Спутником Никодимцева в купе был старый господин, совсем седой, но крепкий, коренастый, с свежим, здоровым волосатым лицом и большой бородой, одетый в старенький пиджак и с перчатками на руках.

По обличью и костюму Никодимцев решил, что этот господин не петербуржец, а, вероятно, один из тех провинциалов, которые по зимам наезжают в Петербург хлопотать и наводить справки по разным делам и, рассчитывая пробыть неделю-другую, остаются месяцы и. наконец уезжают, не особенно довольные петербургскими чиновниками.

Когда Никодимцев вошел в вагон, старый господин взглянул на него с тем видом недоброжелательства, с каким обыкновенно оглядывают незнакомые люди друг друга, и плотнее уселся в свой угол и закрыл глаза, словно собираясь дремать.

Никодимцев снял шубу и фетровый котелок, одел мягкую темно-синюю дорожную фуражку и, находясь еще под впечатлением прощания с невестой, припоминал ее последние слова, взгляды и жесты и внутренне сиял, как человек, уверенный в своем счастье, и мечтал о том, как устроится их жизнь.

Эти мысли навели его на другие — о будущем его служебном положении. Оно казалось ему теперь далеко не таким прочным, как прежде, ввиду его неожиданной командировки и после его разговора с графом Волховским. Граф, очевидно, не рассчитывал, суля место товарища, на отказ и, разумеется, будет недоволен, если донесения его не совпадут с мнением графа о том, что толки о голоде сильно преувеличены и что голода нет, а есть только недород.

Припоминая свой разговор с графом и с другими лицами, Никодимцев очень хорошо видел, что большинство из них равнодушно к тому, действительно ли голодают люди, или нет, и что вопрос об этом является важным вопросом лишь постольку, поскольку с ним связаны личные интересы. Для Никодимцева ясно было, что это бедствие являлось только одним из козырей в интригах, и те, кто признавали голод, и те, которые не признавали, одинаково мало думали о нем и решительно не представляли себе, что можно в самом деле оставаться без пищи, так как сами обильно и вкусно каждый день завтракали и обедали.

И потому все лица, с которыми виделся перед отъездом Никодимцев, старались заранее продиктовать ему то, что он должен написать с места.

Одни говорили:

— Вы увидите, что все раздуто, и если есть недород, то в нем виноваты распущенность, пьянство и невежественность крестьян и полное нерадение земства.

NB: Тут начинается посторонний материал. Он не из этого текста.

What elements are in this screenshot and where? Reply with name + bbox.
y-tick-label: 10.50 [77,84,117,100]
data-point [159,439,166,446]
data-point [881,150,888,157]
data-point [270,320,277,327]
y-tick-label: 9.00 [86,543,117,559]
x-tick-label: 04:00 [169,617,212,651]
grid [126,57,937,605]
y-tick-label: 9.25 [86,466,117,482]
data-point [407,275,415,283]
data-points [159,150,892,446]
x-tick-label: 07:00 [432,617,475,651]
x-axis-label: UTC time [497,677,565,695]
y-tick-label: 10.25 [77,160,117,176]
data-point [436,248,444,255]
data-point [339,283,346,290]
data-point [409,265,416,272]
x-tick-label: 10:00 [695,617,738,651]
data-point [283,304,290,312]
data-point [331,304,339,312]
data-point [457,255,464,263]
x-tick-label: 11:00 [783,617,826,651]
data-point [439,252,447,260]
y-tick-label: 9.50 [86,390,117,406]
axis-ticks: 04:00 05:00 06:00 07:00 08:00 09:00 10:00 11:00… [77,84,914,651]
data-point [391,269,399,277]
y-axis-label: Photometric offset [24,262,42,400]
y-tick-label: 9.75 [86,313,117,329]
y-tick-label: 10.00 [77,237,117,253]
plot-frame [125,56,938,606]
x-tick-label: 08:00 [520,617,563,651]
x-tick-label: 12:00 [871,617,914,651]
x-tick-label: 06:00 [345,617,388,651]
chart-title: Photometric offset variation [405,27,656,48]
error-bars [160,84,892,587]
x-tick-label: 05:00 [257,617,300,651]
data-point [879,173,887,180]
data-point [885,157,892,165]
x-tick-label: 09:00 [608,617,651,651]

Другие, напротив, подсказывали:

— Вы увидите, как велики размеры бедствия и какова местная администрация, которая не знает или нарочно скрывает положение.

Никодимцев все это выслушивал и отвечал, что он сообщит то, что увидит, и таким образом никого не удовлетворил.

«Вообще в Петербурге равнодушны», — раздумывал Никодимцев, припоминая разговоры, газетные статьи, балы и торжественные обеды, особенно многочисленные в ту зиму, припоминая описания разных фестивалей, бешеных трат по ресторанам и восторгов от приезжих актрис.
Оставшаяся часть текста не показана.